Reached by phone in Las Vegas on Thursday, Adelson declined to comment.
Speaking to The Record’s editorial board on Wednesday, Sweeney used a potential Adelson bid to underpin his argument for his own approach.
If Adelson were to open a Meadowlands casino, Sweeney said, he undoubtedly would then entice some of those customers with free trips to his other properties, such as Sands Bethlehem, a casino just a few miles west of the border in Pennsylvania.
Sweeney, who is widely expected to run for governor next year, said there would be “synergy” under his plan between the North Jersey casinos and the Atlantic City properties, with the former enticing its customers to spend their money in the state rather than elsewhere.
“I think you have to support businesses that stayed here, invested here, took a risk here,” Sweeney said. “What you’re talking about is the possibility of people coming in from out of state that — this is cherry picking. This is coming in and trying to get the cream off the top. The people that are here are known by the regulators; they know the process, they know the system.”
Sweeney also said that Atlantic City interests such as MGM, Caesars, Boyd Gaming, and Mohegan Sun have the capital and stature to produce a pair of major casino bids even with a ban on out-of-state casino interests.
Matter of compromise
Sweeney and Prieto each continued to insist he has been the one more willing to compromise.
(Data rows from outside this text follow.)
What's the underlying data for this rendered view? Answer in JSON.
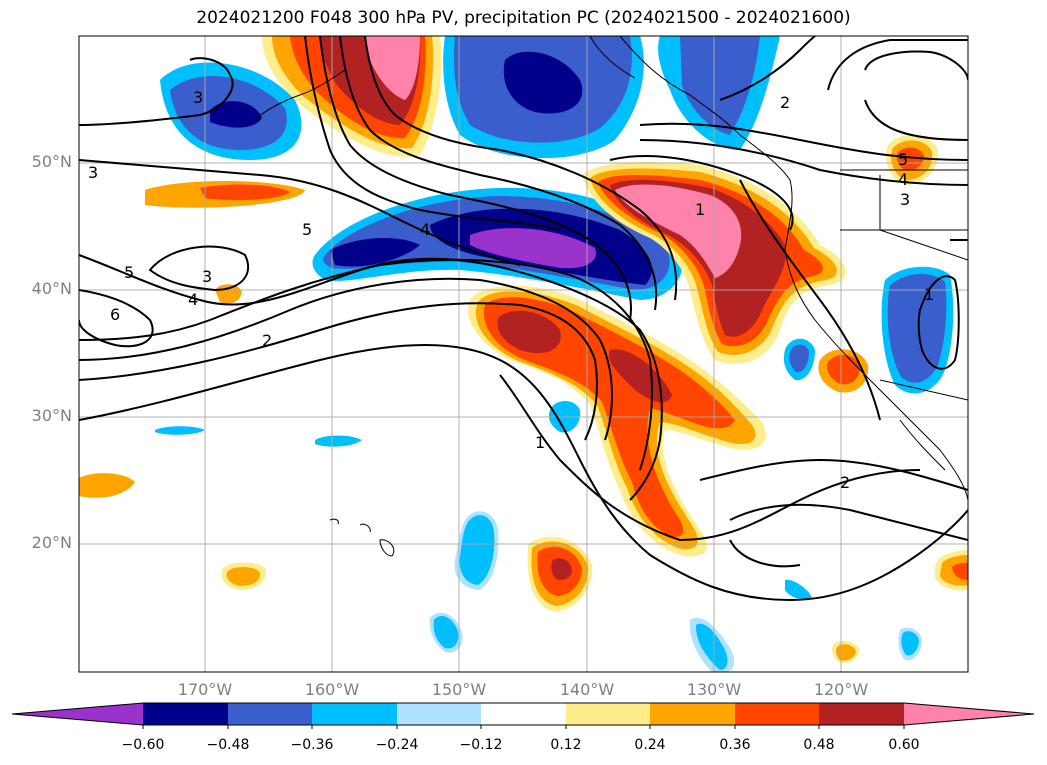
{
  "title": "2024021200 F048 300 hPa PV, precipitation PC (2024021500 - 2024021600)",
  "map": {
    "lat_labels": [
      "50°N",
      "40°N",
      "30°N",
      "20°N"
    ],
    "lon_labels": [
      "170°W",
      "160°W",
      "150°W",
      "140°W",
      "130°W",
      "120°W"
    ],
    "contour_labels": [
      "6",
      "5",
      "5",
      "5",
      "4",
      "4",
      "4",
      "3",
      "3",
      "3",
      "3",
      "2",
      "2",
      "2",
      "1",
      "1",
      "1"
    ],
    "colors": {
      "lt-0.60": "#9933cc",
      "-0.60_-0.48": "#00008b",
      "-0.48_-0.36": "#3a5fcd",
      "-0.36_-0.24": "#00bfff",
      "-0.24_-0.12": "#b0e2ff",
      "-0.12_0.12": "#ffffff",
      "0.12_0.24": "#ffec8b",
      "0.24_0.36": "#ffa500",
      "0.36_0.48": "#ff4500",
      "0.48_0.60": "#b22222",
      "gt-0.60": "#ff82ab"
    }
  },
  "colorbar": {
    "labels": [
      "−0.60",
      "−0.48",
      "−0.36",
      "−0.24",
      "−0.12",
      "0.12",
      "0.24",
      "0.36",
      "0.48",
      "0.60"
    ]
  }
}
Prieto cited as an example his decision to seek two North Jersey casinos instead of the three he first suggested, while Sweeney noted that he once was willing to allow only one casino in the north but has since agreed to two.
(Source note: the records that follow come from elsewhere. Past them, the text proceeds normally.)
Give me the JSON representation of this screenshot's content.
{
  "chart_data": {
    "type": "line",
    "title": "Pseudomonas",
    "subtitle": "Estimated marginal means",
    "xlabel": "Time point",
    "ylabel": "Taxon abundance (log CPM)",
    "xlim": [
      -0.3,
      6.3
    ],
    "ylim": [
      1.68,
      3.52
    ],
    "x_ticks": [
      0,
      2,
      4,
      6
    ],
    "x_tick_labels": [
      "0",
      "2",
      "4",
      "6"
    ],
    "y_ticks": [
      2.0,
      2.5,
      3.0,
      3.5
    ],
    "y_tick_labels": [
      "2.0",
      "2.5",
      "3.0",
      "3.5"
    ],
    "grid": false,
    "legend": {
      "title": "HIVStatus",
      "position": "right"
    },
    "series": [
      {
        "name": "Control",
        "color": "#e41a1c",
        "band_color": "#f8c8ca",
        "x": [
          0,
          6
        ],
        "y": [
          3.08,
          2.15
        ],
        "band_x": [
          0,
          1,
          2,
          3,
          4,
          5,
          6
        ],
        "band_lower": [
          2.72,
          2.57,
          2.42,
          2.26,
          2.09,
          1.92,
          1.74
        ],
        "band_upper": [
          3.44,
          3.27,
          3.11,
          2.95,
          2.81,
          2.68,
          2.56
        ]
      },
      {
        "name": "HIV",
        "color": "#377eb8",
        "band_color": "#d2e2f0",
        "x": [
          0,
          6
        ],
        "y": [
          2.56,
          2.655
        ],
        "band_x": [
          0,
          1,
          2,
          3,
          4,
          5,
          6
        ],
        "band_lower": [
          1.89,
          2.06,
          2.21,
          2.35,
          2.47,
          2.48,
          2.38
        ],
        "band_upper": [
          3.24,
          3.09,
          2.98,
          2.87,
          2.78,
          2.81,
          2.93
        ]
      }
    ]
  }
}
“Compromise is when you meet,” Sweeney said. “We’ve met on a lot of things. But if you focus on the things I tell you I can’t move on, that I can’t compromise on, then you’re never really going to come to the finish line.”
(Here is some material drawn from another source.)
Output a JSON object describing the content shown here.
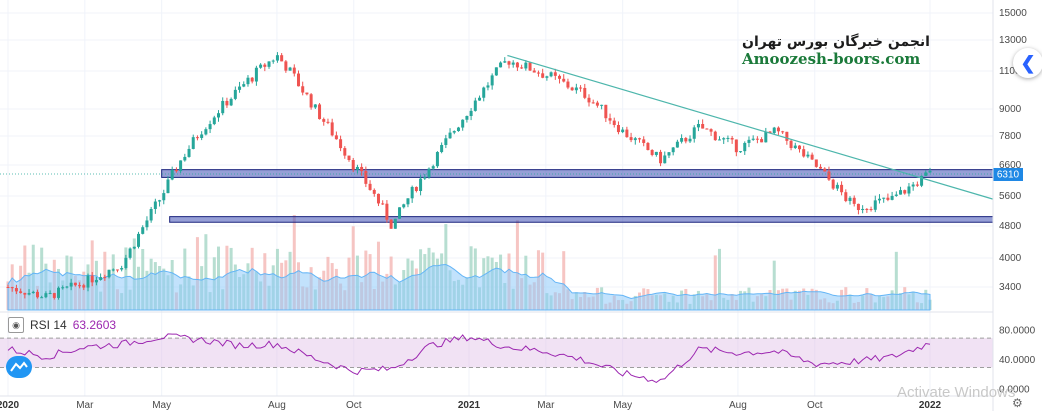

Prieto countered that “I’ve always said, I’m all about compromise.”
Sweeney said that Governor Christie — who under state law is not formally involved in the referendum process — has not yet attempted to broker a solution to the standoff.
Sweeney said that he is considering setting a minimum bid for a North Jersey casino at $1 billion and a tax rate midway between the 8 percent that the Atlantic City casinos currently pay and the tax rates of more than 50 percent that New York and Pennsylvania receive from their casinos.
Each of those approaches, if folded into enabling legislation in 2017 should voters approve the ballot question this fall, would ease Prieto’s concerns that a high tax rate would encourage casino operators to build much more modest facilities in North Jersey consisting of slot machines and little else — a scenario that Prieto referred to dismissively as “slots in a box.”
Atlantic City could receive up to $3 billion over a period of 15 years under Sweeney’s plan, and an unspecified but potentially similar amount under Prieto’s version.
Two paths to ballot
The Legislature had two ways of getting a referendum on the November 2016 ballot to amend the state constitution to allow casino gambling outside Atlantic City. The first was to approve the measure by simple majority votes in consecutive sessions. With no time to reconcile the bills before the new session starts on Tuesday, each chamber can approve a 2016 ballot question with a three-fifths supermajority in a single session.
With the Democratic edge in the Assembly set to increase to 52-28 in the new session, Prieto said he has “wiggle room” to get the votes he needs even with the likely defection of a few Democratic votes from the Atlantic City area.
Sweeney suggested he could muster as many as 30 Senate votes for his resolution if it comes up for a vote as expected on Monday — and he predicted that it also would pass in the Assembly if Prieto posted that version.
Prieto said his bill also is scheduled for a vote on Monday. But the issue is moot unless one leader capitulates and puts the other chamber’s bill up for a floor vote, something that neither Sweeney nor Prieto seems inclined to do.